Imagine I was going to write a review, y’see, but then I told you I was going to write a review first. But it’s not that simple, I gotta read this comic first, right, so I sit down and I read the damn thing from front to back. Then I write this review, and you’ll read the review, it would appear, and it will be a review. There’ll be a rating at the top, there’ll be words down the bottom. It’ll be my little gift to you, okay, and we’ll then both have been a part of this review.

And this is how the narration goes for the whole damn comic.

Now, to be fair, I actually don’t mind the narration that much, I just enjoyed making fun of it, nothing personal. This comic goes over plenty of information more times than would ever be necessary. Does it feel like padding to make this need two issues? Yes. Does Bullseye ‘really’ appear in this comic? No, not really. Is it interesting? Pretty much, yeah, but it feels wasted. Is it good or bad? It’s complicated, can’t it be both? Let me explain.

This would probably have been a good short story. Maybe even a good comic, if this isn’t all the comic was. It’s just a guy chatting to. . . someone, and setting up this tale. Only at the end do we get the idea that Bullseye is about to kill a baseball player. It’s something that smart editing would have pared down to a few pages to make this a one-shot. Instead, we get this issue, bloated and eager to expand horizons, but it only left me wondering when the real story would start. It’s like a warm up act that just wouldn’t get off the stage.

I want Bullseye making with the kills, and though we get that at the start in staccato panels of pseudo-flashback, it’s not the real thing. It doesn’t count, cool as it is. This comic sells me on Bullseye and then talks about him instead of showing him. The most we see of him in action is a few pages of him on a couch watching a fly buzz around his dirty apartment. It’s just not enough, I’m sorry.
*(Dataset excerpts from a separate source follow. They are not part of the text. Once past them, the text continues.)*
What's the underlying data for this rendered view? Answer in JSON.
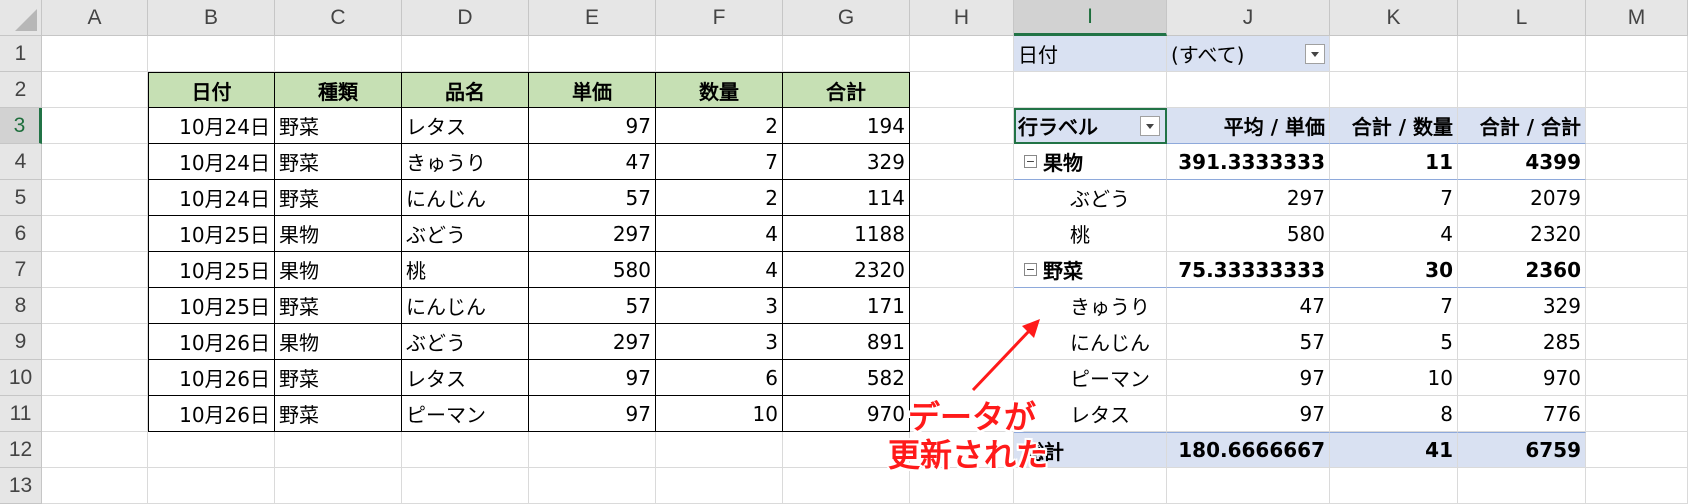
{
  "columns": [
    "A",
    "B",
    "C",
    "D",
    "E",
    "F",
    "G",
    "H",
    "I",
    "J",
    "K",
    "L",
    "M"
  ],
  "rows": [
    "1",
    "2",
    "3",
    "4",
    "5",
    "6",
    "7",
    "8",
    "9",
    "10",
    "11",
    "12",
    "13"
  ],
  "selected_column": "I",
  "selected_row": "3",
  "table": {
    "headers": [
      "日付",
      "種類",
      "品名",
      "単価",
      "数量",
      "合計"
    ],
    "rows": [
      [
        "10月24日",
        "野菜",
        "レタス",
        "97",
        "2",
        "194"
      ],
      [
        "10月24日",
        "野菜",
        "きゅうり",
        "47",
        "7",
        "329"
      ],
      [
        "10月24日",
        "野菜",
        "にんじん",
        "57",
        "2",
        "114"
      ],
      [
        "10月25日",
        "果物",
        "ぶどう",
        "297",
        "4",
        "1188"
      ],
      [
        "10月25日",
        "果物",
        "桃",
        "580",
        "4",
        "2320"
      ],
      [
        "10月25日",
        "野菜",
        "にんじん",
        "57",
        "3",
        "171"
      ],
      [
        "10月26日",
        "果物",
        "ぶどう",
        "297",
        "3",
        "891"
      ],
      [
        "10月26日",
        "野菜",
        "レタス",
        "97",
        "6",
        "582"
      ],
      [
        "10月26日",
        "野菜",
        "ピーマン",
        "97",
        "10",
        "970"
      ]
    ]
  },
  "pivot": {
    "filter_label": "日付",
    "filter_value": "(すべて)",
    "header": [
      "行ラベル",
      "平均 / 単価",
      "合計 / 数量",
      "合計 / 合計"
    ],
    "rows": [
      {
        "label": "果物",
        "values": [
          "391.3333333",
          "11",
          "4399"
        ],
        "group": true
      },
      {
        "label": "ぶどう",
        "values": [
          "297",
          "7",
          "2079"
        ],
        "group": false
      },
      {
        "label": "桃",
        "values": [
          "580",
          "4",
          "2320"
        ],
        "group": false
      },
      {
        "label": "野菜",
        "values": [
          "75.33333333",
          "30",
          "2360"
        ],
        "group": true
      },
      {
        "label": "きゅうり",
        "values": [
          "47",
          "7",
          "329"
        ],
        "group": false
      },
      {
        "label": "にんじん",
        "values": [
          "57",
          "5",
          "285"
        ],
        "group": false
      },
      {
        "label": "ピーマン",
        "values": [
          "97",
          "10",
          "970"
        ],
        "group": false
      },
      {
        "label": "レタス",
        "values": [
          "97",
          "8",
          "776"
        ],
        "group": false
      }
    ],
    "total_label": "総計",
    "total_values": [
      "180.6666667",
      "41",
      "6759"
    ]
  },
  "annotation": {
    "line1": "データが",
    "line2": "更新された",
    "color": "#ff1a1a"
  },
  "colors": {
    "table_header_bg": "#c6e0b4",
    "pivot_bg": "#d9e1f2",
    "selection": "#217346"
  }
}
Martinbrough’s art is suggestively moody, even if there’s nothing to suggest. He draws a good page, and a plethora of no-name superheroes as they die, but he feels wasted here. I can only hope that this work will only lead him to more as I’d love to see him on the sorts of comics I like to read. Something pop and yet noir. He’d be a perfect fit.

This comic is all flirt and no action back home. It doesn’t even suggest an empty crack hotel that could be utilized at an hourly rate as you drunkenly stumble through on your way to nowhere in particular. It’s a shame because Huston can obviously turn a phrase, and he does some good writing here, and the art is good, but it’s just not exactly a good comic for what it sells itself as. It certainly isn’t what you think you’re buying, which is a Bullseye comic. Perhaps after all the set up, the next issue will be what we really want, but until then we’re stuck with this tease.